In our study we extracted 5 factors from the dataset of 10 IHC markers, arriving to clinically and biologically meaningful interpretation of the results. However, since the results of factor analysis may be influenced the number of factors extracted, defined by the investigator, we have also tested the robustness of our results by extracting 3 or 4 factors (not shown). The pattern of 4 factors extracted was largely the same, except p16 loadings moderately contributing to the i-Grade (-0.41) or Ki67-ER (0.49), in all or HR-positive tumours respectively. Similarly, extraction of 3 factors resulted in redistribution of p53 loadings whereas the interactions of the other markers remained essentially stable.
In summary, our study demonstrates that factor analysis of multiple IHC biomarkers measured by automated DA is an efficient exploratory tool clarifying complex interdependencies in the breast ductal carcinoma IHC profiles. We find that a major factor of the aggressive disease behaviour (i-Grade) is characterized by opposite loadings of ER/PR/AR/BCL2 and Ki67/HIF-1α. The i-Grade factor scores represent integral quantitative characteristics that reveal bimodal distribution and are strongly associated with the histological grade and relevant intrinsic subtypes. In HR-positive tumours, the aggressiveness of the tumour is best reflected by the combination of Ki67 and ER, rather than Ki67 and BCL2. These indices may provide additional risk stratifications for the currently used grading systems whereas their clinical utility and cut-offs remain to be established by analysis of clinical outcomes. Interestingly, we found inverse relation between HER2 and PR expression in the HR-positive tumours which, along with the inverse relation between Ki67 and ER, may shed the light into the differential information conveyed by the ER and PR expression.
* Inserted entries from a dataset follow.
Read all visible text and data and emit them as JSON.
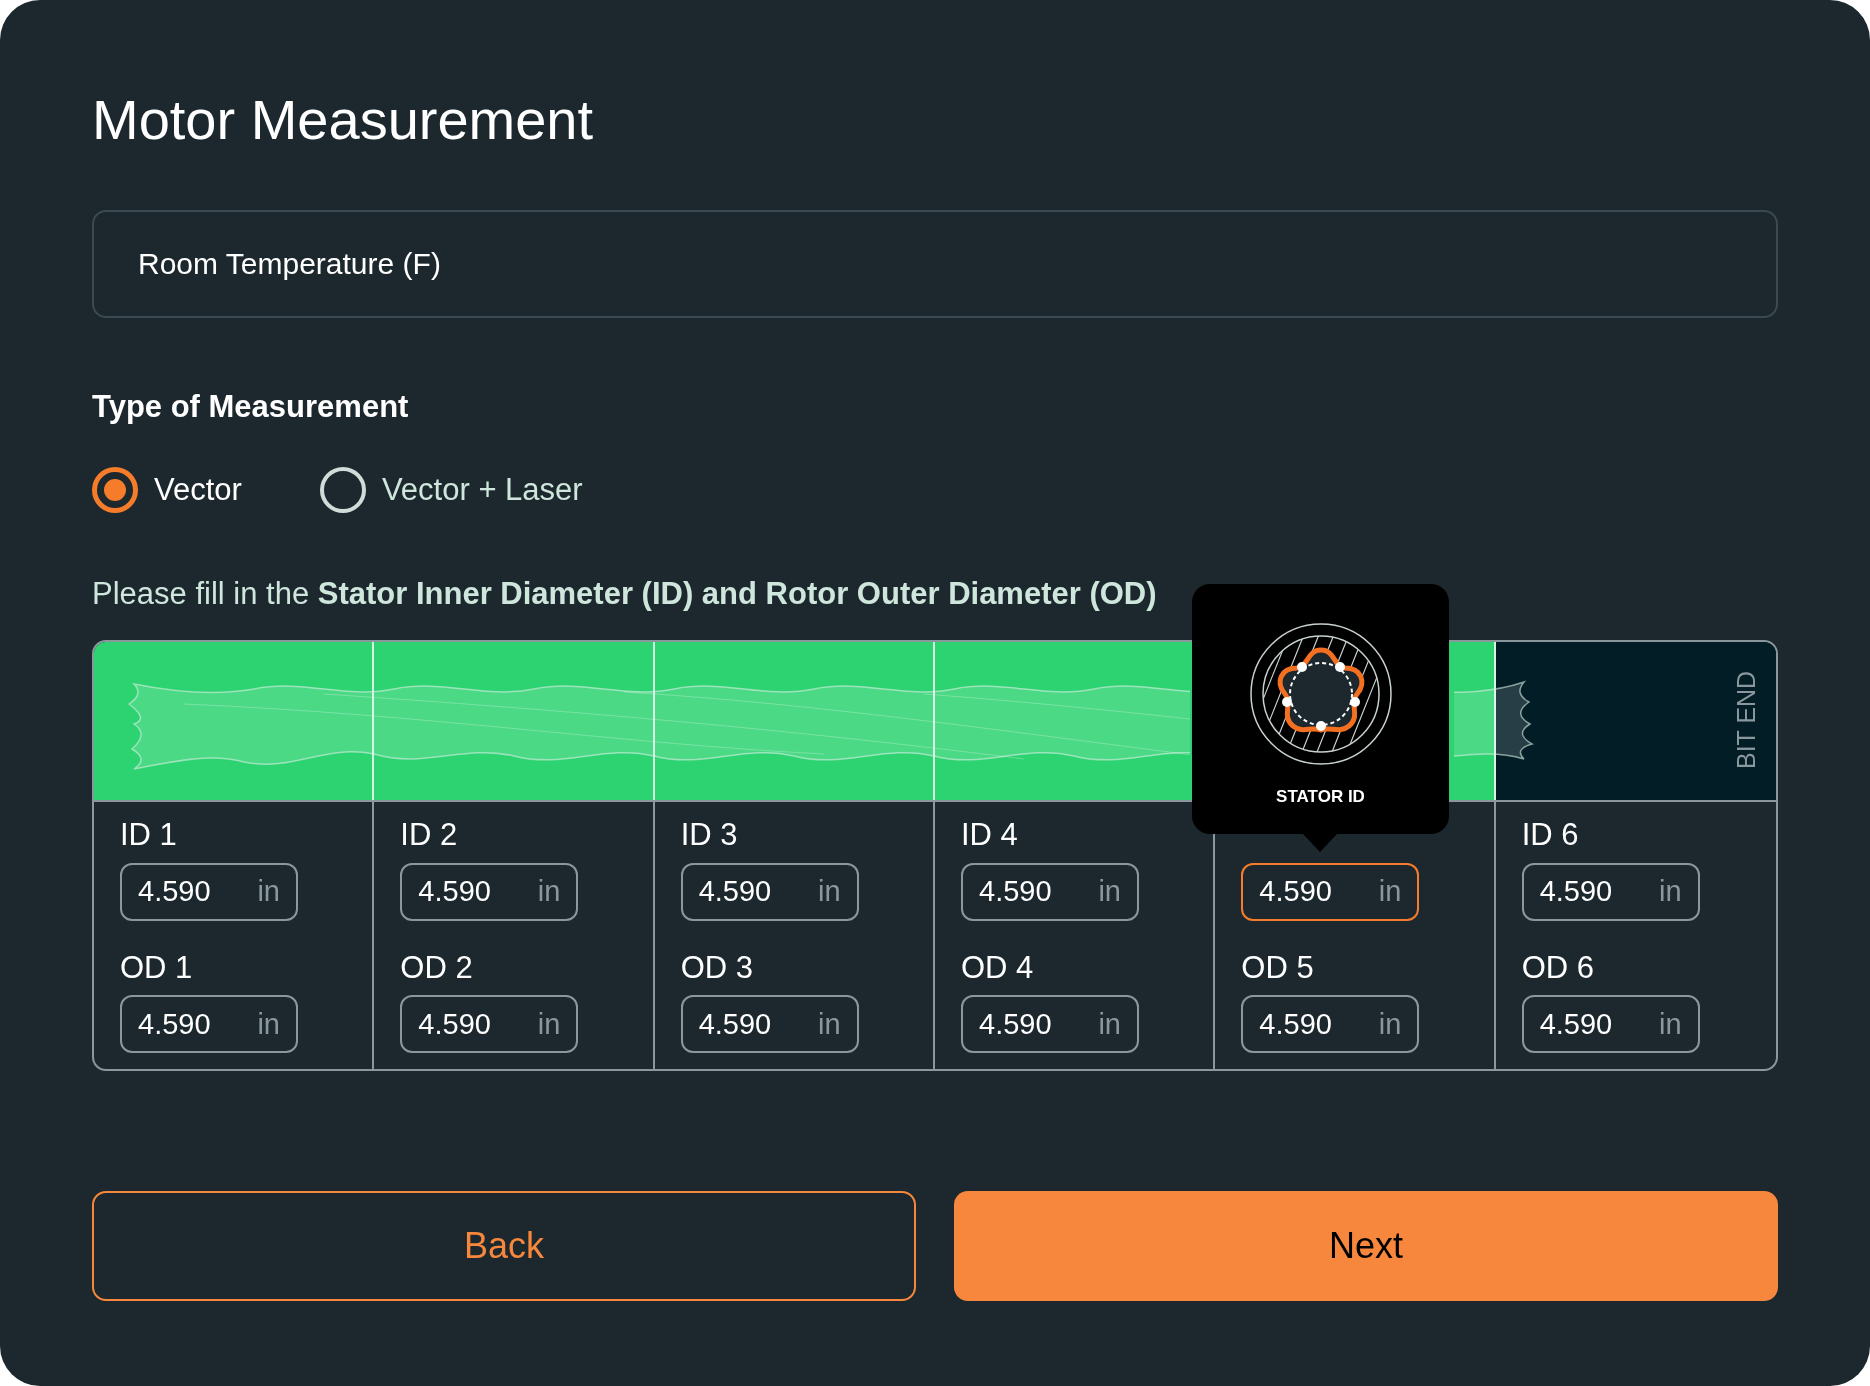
{
  "title": "Motor Measurement",
  "room_temperature": {
    "placeholder": "Room Temperature (F)"
  },
  "measurement_type": {
    "label": "Type of Measurement",
    "options": [
      {
        "label": "Vector",
        "selected": true
      },
      {
        "label": "Vector + Laser",
        "selected": false
      }
    ]
  },
  "instruction": "Please fill in the **Stator Inner Diameter (ID) and Rotor Outer Diameter (OD)**",
  "sections": [
    {
      "highlighted": true,
      "id_label": "ID 1",
      "id_value": "4.590",
      "id_unit": "in",
      "id_focused": false,
      "od_label": "OD 1",
      "od_value": "4.590",
      "od_unit": "in"
    },
    {
      "highlighted": true,
      "id_label": "ID 2",
      "id_value": "4.590",
      "id_unit": "in",
      "id_focused": false,
      "od_label": "OD 2",
      "od_value": "4.590",
      "od_unit": "in"
    },
    {
      "highlighted": true,
      "id_label": "ID 3",
      "id_value": "4.590",
      "id_unit": "in",
      "id_focused": false,
      "od_label": "OD 3",
      "od_value": "4.590",
      "od_unit": "in"
    },
    {
      "highlighted": true,
      "id_label": "ID 4",
      "id_value": "4.590",
      "id_unit": "in",
      "id_focused": false,
      "od_label": "OD 4",
      "od_value": "4.590",
      "od_unit": "in"
    },
    {
      "highlighted": true,
      "id_value": "4.590",
      "id_unit": "in",
      "id_focused": true,
      "od_label": "OD 5",
      "od_value": "4.590",
      "od_unit": "in"
    },
    {
      "highlighted": false,
      "end_label": "BIT END",
      "id_label": "ID 6",
      "id_value": "4.590",
      "id_unit": "in",
      "id_focused": false,
      "od_label": "OD 6",
      "od_value": "4.590",
      "od_unit": "in"
    }
  ],
  "tooltip": {
    "label": "STATOR ID"
  },
  "buttons": [
    {
      "label": "Back",
      "kind": "outline"
    },
    {
      "label": "Next",
      "kind": "primary"
    }
  ]
}
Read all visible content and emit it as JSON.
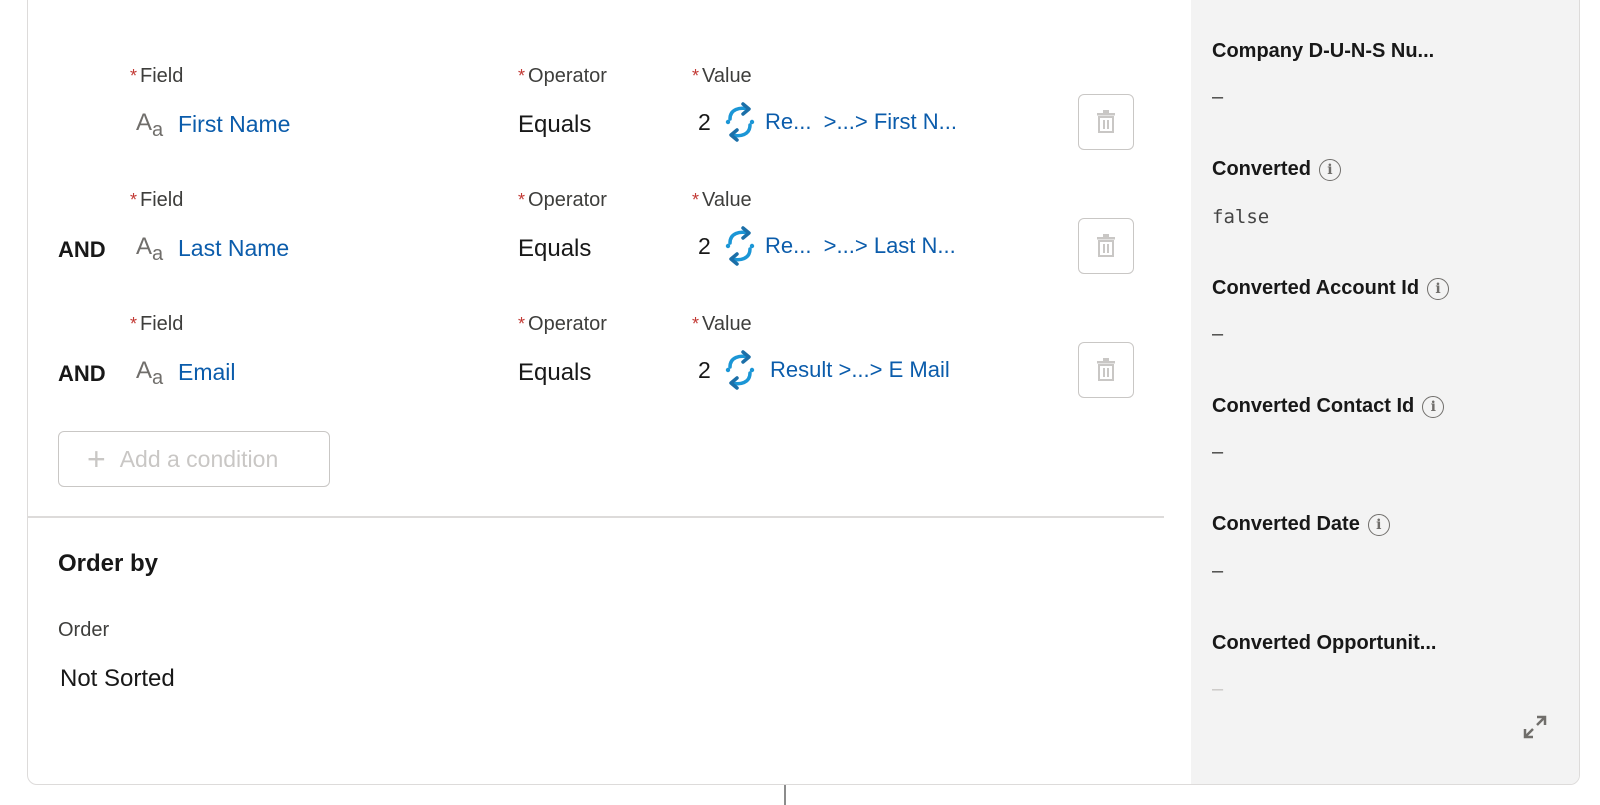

Remarkably, SATB1 along with HIF-1α reflected the second major factor of variation in our patients; furthermore, in the HR-positive group they were inversely associated with the HR and BCL2 expression and represented the major factor contributing to the variation in the IHC data set. However, this factor was not associated with the clinicopathologic categories studied. Biological meaning of this variation remains unclear: HIF-1α and SATB1 may convey important biological messages other than the aggressiveness of the disease reflected by Ki67 expression and histological grade. Meanwhile, we support the notion that the suggested prognostic significance of SATB1 may be related to its inverse relation to the ER expression. Finally, our analysis confirms high expression levels of p16 in Triple-negative tumours.